Томми берет распечатку звонков с сотового телефона Нила и обращает внимание Хардкора на сигнал на его пейджер в 6.03 утра. Хардкор подтверждает, что это и есть сообщение, на которое он ответил из платного телефона-автомата, находящегося рядом с Четвертой Башней. Затем с помощью все той же компьютерной распечатки Томми очень ловко вновь прокручивает основные моменты допроса:
— Этот звонок четырнадцатого мая был сделан в то время, когда вы согласились встретиться с сенатором Эдгаром? А этот звонок седьмого августа был сделан тогда, когда вы согласились убить его?

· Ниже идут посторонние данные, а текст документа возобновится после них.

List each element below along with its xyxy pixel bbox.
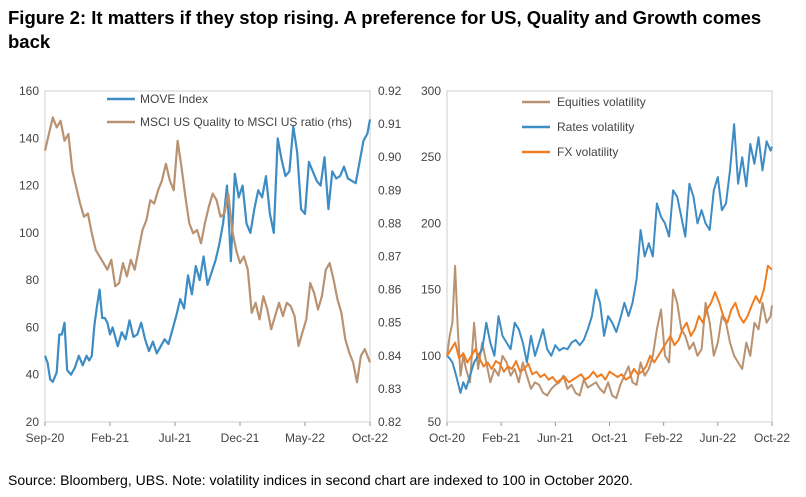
chart1-y-left-tick-label: 160 <box>19 84 39 98</box>
chart1-y-left-tick-label: 60 <box>26 320 40 334</box>
chart2-x-tick-label: Feb-22 <box>645 431 683 445</box>
chart1-x-tick-label: Dec-21 <box>221 431 260 445</box>
chart1-legend-label-2: MSCI US Quality to MSCI US ratio (rhs) <box>140 115 352 129</box>
chart2-y-tick-label: 200 <box>421 216 441 230</box>
chart2-legend-label-3: FX volatility <box>557 145 618 159</box>
source-note: Source: Bloomberg, UBS. Note: volatility… <box>8 472 633 488</box>
chart1-y-right-tick-label: 0.88 <box>378 216 402 230</box>
chart2-series-line-1 <box>446 264 773 400</box>
chart2-legend-label-1: Equities volatility <box>557 95 646 109</box>
chart1-y-left-tick-label: 100 <box>19 226 39 240</box>
chart1-x-tick-label: May-22 <box>285 431 325 445</box>
chart1-x-tick-label: Feb-21 <box>91 431 129 445</box>
chart1-y-right-tick-label: 0.82 <box>378 415 402 429</box>
chart2-y-tick-label: 300 <box>421 84 441 98</box>
chart2-x-tick-label: Jun-21 <box>537 431 574 445</box>
chart1-y-left-tick-label: 20 <box>26 415 40 429</box>
chart1-y-right-tick-label: 0.85 <box>378 316 402 330</box>
chart2-x-tick-label: Jun-22 <box>699 431 736 445</box>
chart1-plot-frame <box>44 90 371 423</box>
chart1-y-right-tick-label: 0.89 <box>378 183 402 197</box>
chart2-legend-label-2: Rates volatility <box>557 120 634 134</box>
chart1-y-left-tick-label: 120 <box>19 179 39 193</box>
chart2-y-tick-label: 150 <box>421 283 441 297</box>
chart1-y-left-tick-label: 40 <box>26 368 40 382</box>
chart2-x-tick-label: Oct-20 <box>429 431 465 445</box>
chart2-y-tick-label: 100 <box>421 349 441 363</box>
chart2-y-tick-label: 50 <box>428 415 442 429</box>
charts-canvas: 20 40 60 80 100 120 140 160 0.82 0.83 0.84 0.85 0.86… <box>19 84 790 445</box>
chart1-y-right-tick-label: 0.87 <box>378 250 402 264</box>
chart1-y-left-tick-label: 80 <box>26 273 40 287</box>
chart1-x-tick-label: Jul-21 <box>159 431 192 445</box>
chart2-x-tick-label: Feb-21 <box>482 431 520 445</box>
chart1-y-left-tick-label: 140 <box>19 131 39 145</box>
chart1-series-line-1 <box>43 119 372 383</box>
chart1-y-right-tick-label: 0.84 <box>378 349 402 363</box>
chart1-y-right-tick-label: 0.92 <box>378 84 402 98</box>
chart1-y-right-tick-label: 0.90 <box>378 150 402 164</box>
chart2-y-tick-label: 250 <box>421 150 441 164</box>
chart2-x-tick-label: Oct-21 <box>591 431 627 445</box>
chart1-series-line-2 <box>43 116 372 384</box>
figure-title: Figure 2: It matters if they stop rising… <box>8 7 762 52</box>
chart1-legend-label-1: MOVE Index <box>140 92 208 106</box>
chart1-x-tick-label: Sep-20 <box>26 431 65 445</box>
chart2-series-line-3 <box>446 264 773 384</box>
chart1-x-tick-label: Oct-22 <box>352 431 388 445</box>
chart2-x-tick-label: Oct-22 <box>754 431 790 445</box>
chart2-series-line-2 <box>446 123 773 394</box>
chart1-y-right-tick-label: 0.91 <box>378 117 402 131</box>
chart1-y-right-tick-label: 0.83 <box>378 382 402 396</box>
chart1-y-right-tick-label: 0.86 <box>378 283 402 297</box>
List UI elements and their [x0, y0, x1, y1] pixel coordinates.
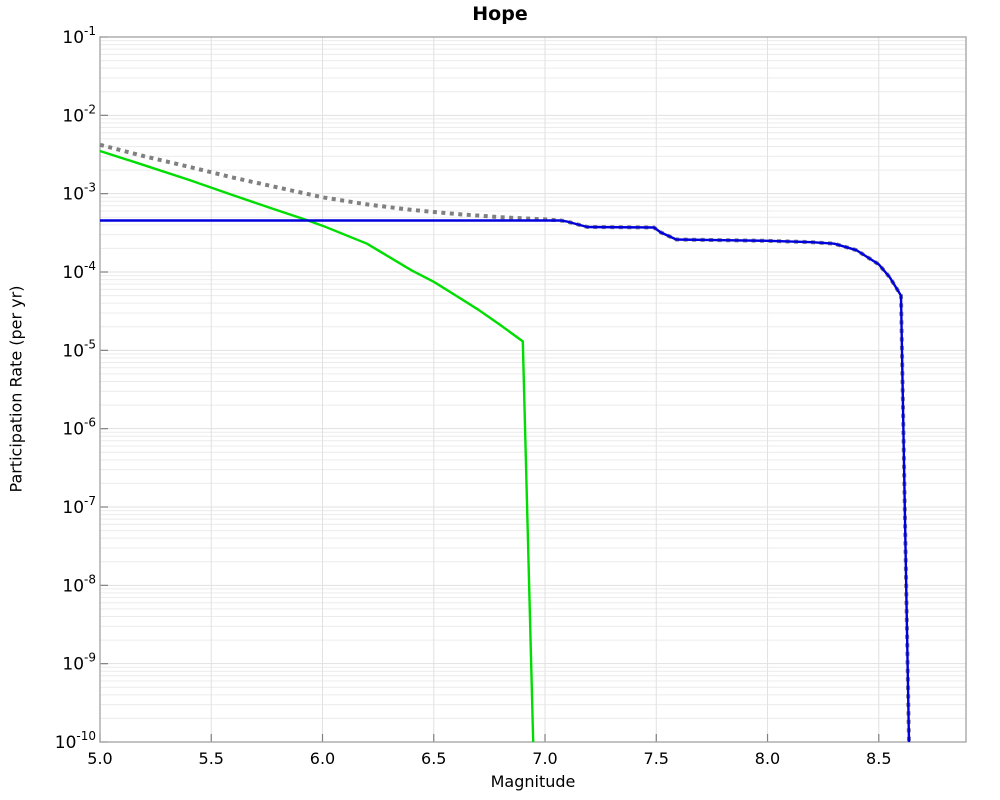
y-tick-label: 10-1	[62, 24, 96, 48]
x-tick-label: 8.5	[866, 749, 891, 768]
y-tick-label: 10-4	[62, 259, 96, 283]
x-tick-label: 6.5	[421, 749, 446, 768]
y-axis-label: Participation Rate (per yr)	[6, 285, 26, 493]
plot-area	[100, 37, 966, 742]
x-tick-label: 8.0	[755, 749, 780, 768]
major-gridlines	[100, 37, 966, 742]
y-tick-label: 10-2	[62, 102, 96, 126]
x-tick-label: 7.5	[644, 749, 669, 768]
y-tick-label: 10-9	[62, 651, 96, 675]
y-tick-label: 10-6	[62, 416, 96, 440]
y-tick-labels: 10-1 10-2 10-3 10-4 10-5 10-6 10-7 10-8 10-9 10-1…	[55, 24, 96, 753]
x-tick-labels: 5.0 5.5 6.0 6.5 7.0 7.5 8.0 8.5	[87, 749, 891, 768]
x-tick-label: 7.0	[532, 749, 557, 768]
y-tick-label: 10-10	[55, 729, 96, 753]
y-tick-label: 10-5	[62, 337, 96, 361]
y-tick-label: 10-3	[62, 181, 96, 205]
x-tick-label: 6.0	[310, 749, 335, 768]
y-tick-label: 10-8	[62, 572, 96, 596]
minor-gridlines	[100, 40, 966, 719]
x-tick-label: 5.0	[87, 749, 112, 768]
y-tick-label: 10-7	[62, 494, 96, 518]
x-tick-label: 5.5	[199, 749, 224, 768]
x-axis-label: Magnitude	[490, 772, 576, 791]
chart-title: Hope	[472, 3, 528, 25]
series-blue-solid	[100, 219, 911, 743]
series-green-solid	[99, 149, 535, 743]
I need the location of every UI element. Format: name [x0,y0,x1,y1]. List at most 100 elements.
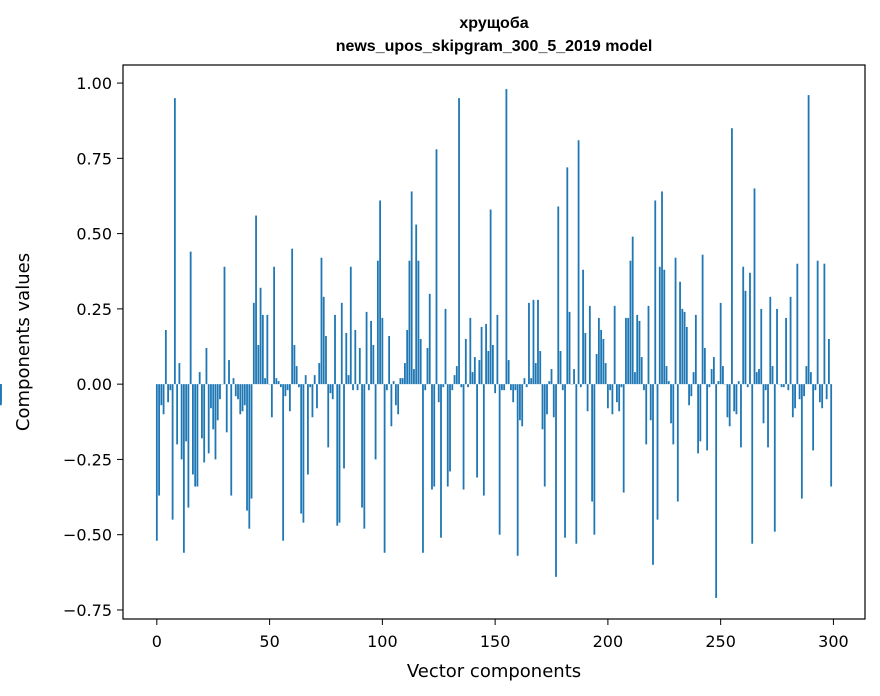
bar-component-265 [753,188,756,385]
bar-component-175 [550,369,553,385]
bar-component-0 [155,384,158,541]
bar-component-82 [340,302,343,385]
bar-component-178 [557,206,560,385]
bar-component-211 [631,236,634,385]
bar-component-67 [307,384,309,475]
bar-component-274 [773,384,776,532]
bar-component-243 [703,348,706,385]
bar-component-167 [532,299,535,385]
bar-component-53 [275,378,278,385]
bar-component-224 [661,191,663,385]
bar-component-148 [489,209,492,385]
bar-component-28 [219,384,221,400]
bar-component-254 [728,384,731,427]
bar-component-270 [764,384,767,391]
bar-component-173 [546,384,548,415]
bar-component-145 [482,384,485,496]
bar-component-5 [167,384,169,403]
bar-component-135 [460,384,463,388]
x-tick-label: 300 [818,632,849,651]
x-tick-label: 50 [259,632,279,651]
bar-component-172 [543,384,546,487]
bar-component-46 [259,287,262,385]
bar-component-85 [347,375,350,385]
bar-component-125 [437,384,440,403]
bar-component-138 [467,384,469,388]
bar-component-234 [683,311,686,385]
bar-component-142 [476,384,478,478]
bar-component-219 [649,384,652,421]
bar-component-112 [408,260,411,385]
bar-component-40 [246,384,248,511]
bar-component-230 [674,257,677,385]
bar-component-26 [214,384,217,460]
bar-component-202 [611,384,614,415]
bar-component-149 [491,345,494,385]
bar-component-292 [814,384,817,391]
bar-component-262 [746,384,749,388]
bar-component-166 [530,378,533,385]
bar-component-294 [818,384,821,403]
bar-component-123 [433,384,436,487]
bar-component-176 [552,384,555,418]
bar-component-99 [379,200,381,385]
bar-component-174 [548,381,551,385]
bar-component-19 [198,372,201,385]
bar-component-182 [566,167,569,385]
bar-component-24 [210,384,212,409]
bar-component-228 [670,384,672,424]
bar-component-218 [647,305,650,385]
bar-component-107 [397,384,400,415]
bar-component-104 [390,384,393,427]
bar-component-35 [234,384,237,397]
bar-component-286 [800,384,803,499]
bar-component-139 [469,317,472,385]
bar-component-14 [187,384,190,508]
bar-component-295 [821,384,824,409]
bar-component-42 [250,384,253,499]
bar-component-64 [300,384,303,514]
bar-component-10 [178,363,181,385]
bar-component-163 [523,378,526,385]
bar-component-287 [803,384,805,397]
bar-component-203 [613,305,616,385]
bar-component-95 [370,320,372,385]
bar-component-192 [588,305,591,385]
bar-component-undefined [0,384,2,403]
bar-component-63 [298,384,300,388]
bar-component-249 [717,381,720,385]
bar-component-71 [316,384,318,409]
bar-component-84 [345,332,348,385]
bar-component-54 [277,381,280,385]
bar-component-242 [701,254,704,385]
bar-component-77 [329,384,332,394]
bar-component-269 [762,384,765,424]
bar-component-121 [428,293,431,385]
bar-component-190 [584,332,587,385]
bar-component-200 [606,384,609,409]
bar-component-229 [672,384,675,445]
bar-component-21 [203,384,206,463]
bar-component-76 [327,384,330,448]
bar-component-253 [726,384,729,418]
bar-component-52 [273,266,275,385]
bar-component-74 [322,296,325,385]
bar-component-186 [575,384,578,544]
bar-component-220 [652,384,654,565]
bar-component-155 [505,89,508,385]
bar-component-115 [415,224,418,385]
bar-component-156 [507,360,510,385]
bar-component-124 [435,149,438,385]
bar-component-279 [785,317,787,385]
bar-component-113 [410,191,413,385]
bar-component-110 [404,363,406,385]
bar-component-165 [528,302,530,385]
bar-component-127 [442,384,445,388]
bar-component-214 [638,320,641,385]
bar-component-114 [413,369,415,385]
bar-component-240 [697,384,699,454]
bar-component-100 [381,317,384,385]
bar-component-45 [257,345,260,385]
bar-component-191 [586,384,589,412]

Когда он заканчивает, время близится уже к половине пятого, и мы объявляем перерыв. Помощники шерифа надевают на Хардкора наручники и выводят его из зала. Его адвокат Джексон Айрес, который наблюдал за ходом заседания, сидя на складном стуле по эту сторону плексигласовой перегородки, подходит к Хардкору у двери изолятора временного содержания и кладет руку ему на плечо. Выразительно кивая, Айрес, очевидно, говорит Хардкору, что тот все сделал правильно, и хвалит его. Хоби быстро собирает коробки и выталкивает из зала Нила, который на языке жестов пытается объяснить что-то Хардкору. Томми, Руди и Монтегю стоят кучкой у стола обвинения и вполголоса обмениваются репликами по поводу закончившегося допроса. На лицах довольные улыбки. Были взлеты и падения, но в целом неделя закончилась для них хорошо. Репортеры исчезли как по мановению волшебной палочки, спеша сдать в номер сенсационный материал: арестованный преступный авторитет показал сегодня в суде, что сговор с целью убить сенатора Лойелла Эдгара возник после того, как лидеры преступной группировки с негодованием отвергли предложение Эдгара превратить «Учеников черных святых» в политическую организацию.
Странная история, но именно поэтому она и кажется правдивой. Помещение наполняется приглушенным шумом расходящейся аудитории, а я продолжаю сидеть за столом с ручкой в руке, уставившись на страницы судейской книги, исписанной торопливым почерком, — заметки, которые я сделала сегодня. На самом верху левой страницы важное предложение из показаний Кратцуса: «Но ведь туда должен был поехать мой отец». Оно подчеркнуто два раза. Поразмыслив, я поневоле прихожу к удручающему выводу: очевидно, мне придется признать Нила Эдгара виновным.
Никки любит наряжаться. Она предпочитает расшитые красивыми узорами жилетки и платьица, украшенные стеклярусом. От матери я унаследовала органическую неприязнь к гламурности и вообще всякому шику и экстравагантности, и поэтому такая черта в характере дочери вызывает у меня тревогу. «Откуда у нее эта страсть? — удивляюсь я. — Неужели в наказание за мое недостаточное внимание к ней, за то, что я не бываю рядом все двадцать четыре часа в сутки?» Когда я прихожу за ней сегодня, то вижу, что Никки щеголяет в пластиковых туфлях на высоком каблуке, одетых не на ту ногу, и в короне.